Wayne County Commissioner Tim Killeen, a third-generation east-sider and a white Irish-Catholic, said people "can never discount how light or dark a person's skin color is when looking at Detroit's history."
"This is always a thread that runs through town," Mr. Killeen said.
He and others point to the federal interstate highway system created in the 1950s by President Dwight D. Eisenhower as Detroit's turning point. The multiple expressways, as well as several wide, multilaned thoroughfares, enabled those with affluence to easily relocate in the suburbs.
"There's so much concrete to get out of the city," Mr. Metzger said.
One of the stories in Detroit that has gotten little attention has been the number of African-Americans that have fled the city in recent years.

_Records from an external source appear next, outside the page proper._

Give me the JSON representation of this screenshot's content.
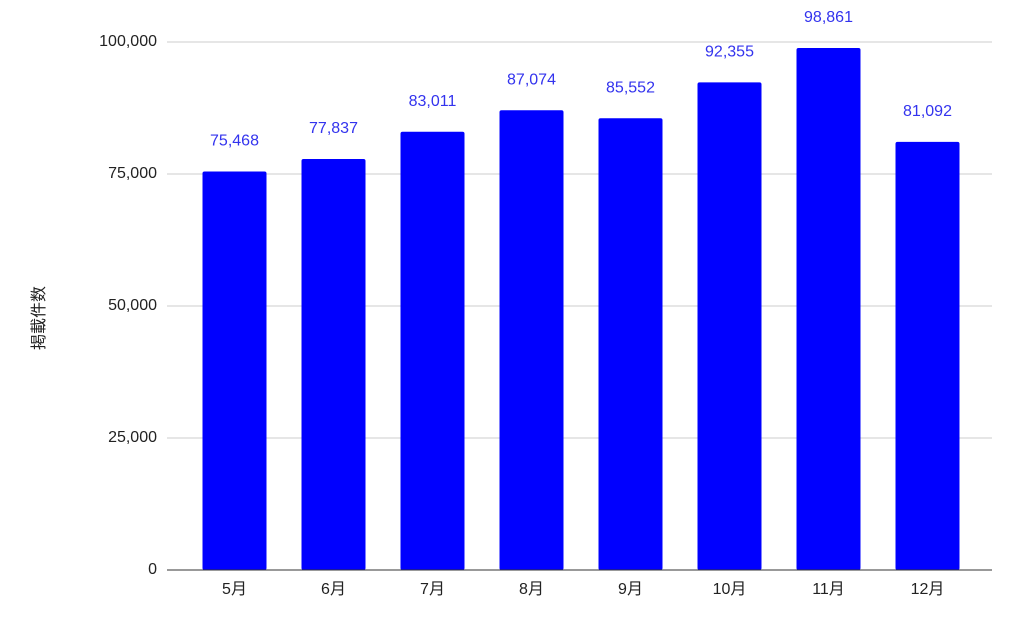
{
  "chart_data": {
    "type": "bar",
    "y_label": "掲載件数",
    "categories": [
      "5月",
      "6月",
      "7月",
      "8月",
      "9月",
      "10月",
      "11月",
      "12月"
    ],
    "values": [
      75468,
      77837,
      83011,
      87074,
      85552,
      92355,
      98861,
      81092
    ],
    "value_labels": [
      "75,468",
      "77,837",
      "83,011",
      "87,074",
      "85,552",
      "92,355",
      "98,861",
      "81,092"
    ],
    "color": "#0000ff",
    "label_color": "#3333ee",
    "ylim": [
      0,
      100000
    ],
    "yticks": [
      0,
      {
        "value": 25000,
        "label": "25,000"
      },
      {
        "value": 50000,
        "label": "50,000"
      },
      {
        "value": 75000,
        "label": "75,000"
      },
      {
        "value": 100000,
        "label": "100,000"
      }
    ],
    "grid": true
  }
}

According to the 2011 Census estimate Detroit is 82 percent African-American and 10 percent white, the opposite of what it was in 1950, when fewer than one of every five residents was black.
Between 1990 and 2000, Detroit lost 2,500 African-Americans. That was the first time it had a decline in that demographic.
Between 2000 and 2010, the decline was much more dramatic. The city lost 185,000 more African-Americans, which Mr. Metzger noted was about 25 percent of the city's population.
Those between the ages of 5 and 9 decreased 47 percent that decade, he said.
"For a city's future, that's a very ominous trend," said Ms. Cockrel, the widow of a prominent African-American politician, Ken Cockrel, Sr.
"When the children leave, what happens?"
Decreased housing prices in the suburbs, coupled with record-low interest rates, encouraged those with enough means to get out, Mr. Metzger said.
"It's not white flight," said Jeff Counts, author of an explorer's guide to the Detroit-Ann Arbor area published in 2011. "It's middle-class flight."
The widening gap between the haves and have-nots raised serious questions about Detroit's future.
"The city I came to know is quite different. But to be fair, the country is different," said Osama Siblani, publisher of the Dearborn-based Arab-American News.
Campbell Ewald's recent announcement that it will move its 600-employee advertising agency from Warren, Mich., into Detroit created a new buzz. Some wonder if Detroit, with its low land prices, could compete against the suburbs for business.
This summer, construction is expected to begin on M-1 Rail, a light rail/streetcar along Woodward Avenue designed to make travel easier between downtown and businesses near Wayne State. The U.S. Department of Transportation announced a $25 million grant for the project in January.
To Mr. Killeen, Detroit's always been a tough town.
It revolutionized the world when Henry Ford invented the assembly line technique of mass automobile production, a symbol of American innovation and a hallmark of the industrial revolution.
It's been at the heart of labor movement struggles, such as when former United Auto Workers President Walter P. Reuther survived beatings and assassination attempts.
It stepped up when America needed factories to produce more armaments for troops during World War II.
"If it wasn't for Detroit, you'd be speaking German today," Mr. Killeen said.
He agrees the city's soul will be its savior.
"There's too much of a lack of belief among residents in this town that you can control your own destiny," Mr. Killeen said.
"But given all of that, I am optimistic. It's a matter of knitting the community back together again."